Why I chose D over Ada and Eiffel

QAston qaston at gmail.com
Tue Aug 20 09:49:33 PDT 2013


On Tuesday, 20 August 2013 at 16:40:21 UTC, Ramon wrote:
> Yes and no.
> While UTF-8 almost always is the most memory efficient 
> representation of anything beyond ASCII it does have a property 
> that can be troublesome a times, the difference between length 
> and size of a string, i.e. the number of "characters" vs. the 
> number of bytes used.
>
> ---
>
> As for another issue I'm getting more and more disappointed: 
> generics.
>
> To put (my mind) bluntly, D does *not* support generics but 
> rather went into the same ugly trap C++ went into, albeit D 
> handles the situation way more elegantly.
>
> Forgive me seeming harsh here but I just wrote it in the D gui 
> thread: Any really great solution needs a solid philosophy and 
> very profound thinking and consistency - and here D failed 
> bluntly (in my minds eye).
>
> With all due respect: Templates are an editors job, not a 
> compilers.
> Yes, templates offer some gadgets beyond simple replacement but 
> basically they are just a comfort thingy, relieving the 
> programmer from typing.
>
> That, however, was *not* the point about generics. They are 
> about implementing algorithms independent of data types (as far 
> as possible).
>
> Now, I'm looking around at mixins and interfaces in order to 
> somehow makeshift some kind of a halfway reasonable generics 
> mechanism. Yuck!
>
> Well, maybe it's my fault. Maybe I was foolish to hope for 
> something like Eiffel but more pragmatically useful and 
> useable, more C style and way better documented. What I seem to 
> have found with D is a *very nice* and *way better* and 
> considerably more useful kind of C++.
>
> Why aren't real generics there?
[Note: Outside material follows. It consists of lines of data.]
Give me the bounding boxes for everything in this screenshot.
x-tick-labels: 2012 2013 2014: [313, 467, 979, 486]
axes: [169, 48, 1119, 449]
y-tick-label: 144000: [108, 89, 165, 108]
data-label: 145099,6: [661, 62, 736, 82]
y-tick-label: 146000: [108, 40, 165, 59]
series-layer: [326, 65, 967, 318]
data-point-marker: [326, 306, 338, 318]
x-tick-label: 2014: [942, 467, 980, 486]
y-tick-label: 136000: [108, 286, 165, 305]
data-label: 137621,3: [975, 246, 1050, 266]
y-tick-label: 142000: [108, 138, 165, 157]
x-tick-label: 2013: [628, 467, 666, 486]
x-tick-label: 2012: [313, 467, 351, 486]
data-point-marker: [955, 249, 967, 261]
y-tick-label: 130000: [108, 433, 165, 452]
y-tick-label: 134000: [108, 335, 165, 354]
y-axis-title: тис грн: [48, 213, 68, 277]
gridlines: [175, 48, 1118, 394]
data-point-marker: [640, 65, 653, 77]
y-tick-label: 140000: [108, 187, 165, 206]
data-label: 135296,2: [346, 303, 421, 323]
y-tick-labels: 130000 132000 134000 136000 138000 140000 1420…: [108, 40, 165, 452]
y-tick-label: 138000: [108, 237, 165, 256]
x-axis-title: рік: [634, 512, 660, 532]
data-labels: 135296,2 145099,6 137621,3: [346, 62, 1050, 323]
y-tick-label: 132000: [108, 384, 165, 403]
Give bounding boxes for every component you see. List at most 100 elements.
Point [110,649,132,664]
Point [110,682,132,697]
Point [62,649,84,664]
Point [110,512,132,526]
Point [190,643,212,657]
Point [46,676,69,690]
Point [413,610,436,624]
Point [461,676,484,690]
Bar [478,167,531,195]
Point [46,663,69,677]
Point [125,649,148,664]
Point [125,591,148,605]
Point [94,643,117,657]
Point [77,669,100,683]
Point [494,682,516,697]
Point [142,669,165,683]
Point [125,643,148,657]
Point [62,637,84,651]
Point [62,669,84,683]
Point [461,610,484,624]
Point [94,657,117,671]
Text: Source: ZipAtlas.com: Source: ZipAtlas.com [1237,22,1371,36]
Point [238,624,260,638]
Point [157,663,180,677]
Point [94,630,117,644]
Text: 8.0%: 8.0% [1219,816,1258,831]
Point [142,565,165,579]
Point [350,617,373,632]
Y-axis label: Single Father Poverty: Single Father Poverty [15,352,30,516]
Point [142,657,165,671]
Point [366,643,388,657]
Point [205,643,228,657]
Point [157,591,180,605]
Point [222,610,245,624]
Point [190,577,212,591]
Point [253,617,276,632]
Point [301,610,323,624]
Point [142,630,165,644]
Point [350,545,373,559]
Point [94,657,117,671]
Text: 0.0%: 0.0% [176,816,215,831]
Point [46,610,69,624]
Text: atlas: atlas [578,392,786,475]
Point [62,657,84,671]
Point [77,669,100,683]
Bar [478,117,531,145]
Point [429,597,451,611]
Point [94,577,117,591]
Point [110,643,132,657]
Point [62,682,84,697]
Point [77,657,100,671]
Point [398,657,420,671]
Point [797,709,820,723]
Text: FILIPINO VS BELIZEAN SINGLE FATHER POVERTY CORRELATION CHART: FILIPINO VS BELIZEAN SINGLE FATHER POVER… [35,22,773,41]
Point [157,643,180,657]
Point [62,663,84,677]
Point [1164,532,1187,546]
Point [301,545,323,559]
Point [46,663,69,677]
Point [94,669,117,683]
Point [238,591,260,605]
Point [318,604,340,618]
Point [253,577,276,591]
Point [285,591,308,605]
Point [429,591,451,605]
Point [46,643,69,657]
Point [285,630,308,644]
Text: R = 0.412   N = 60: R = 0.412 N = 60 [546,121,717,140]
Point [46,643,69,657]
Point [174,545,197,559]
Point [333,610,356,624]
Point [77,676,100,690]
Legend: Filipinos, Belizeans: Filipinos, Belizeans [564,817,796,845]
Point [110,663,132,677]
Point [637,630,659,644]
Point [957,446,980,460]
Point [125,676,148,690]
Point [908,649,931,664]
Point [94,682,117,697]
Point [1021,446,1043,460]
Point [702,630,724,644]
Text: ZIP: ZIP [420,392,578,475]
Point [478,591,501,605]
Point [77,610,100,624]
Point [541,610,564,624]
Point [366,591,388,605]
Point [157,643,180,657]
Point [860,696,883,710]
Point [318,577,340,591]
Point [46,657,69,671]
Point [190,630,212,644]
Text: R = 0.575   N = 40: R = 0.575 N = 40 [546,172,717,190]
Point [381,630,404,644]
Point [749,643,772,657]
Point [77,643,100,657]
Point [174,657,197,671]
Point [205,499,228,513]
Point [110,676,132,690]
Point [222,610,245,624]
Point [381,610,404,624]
I mean it's not that high tech 
> or hard to implement (leaving aside macho bla bla like "It'd 
> break the ranges system").
>
> why not something like
>
> generic min(T:comparable) { // works only with comparable 
> types/classes
>   // min magic
> }
>
> This could then at *run time* work with anything that met the 
> spec for "comparable" which basically came down to anything 
> that offers "equ" and "gt" (and "not").

Interfaces offer runtime resolution:

interface Comparable
{

}
void doStuff(Comparable c)
{
}
will work with anything that meets the specs for comparable.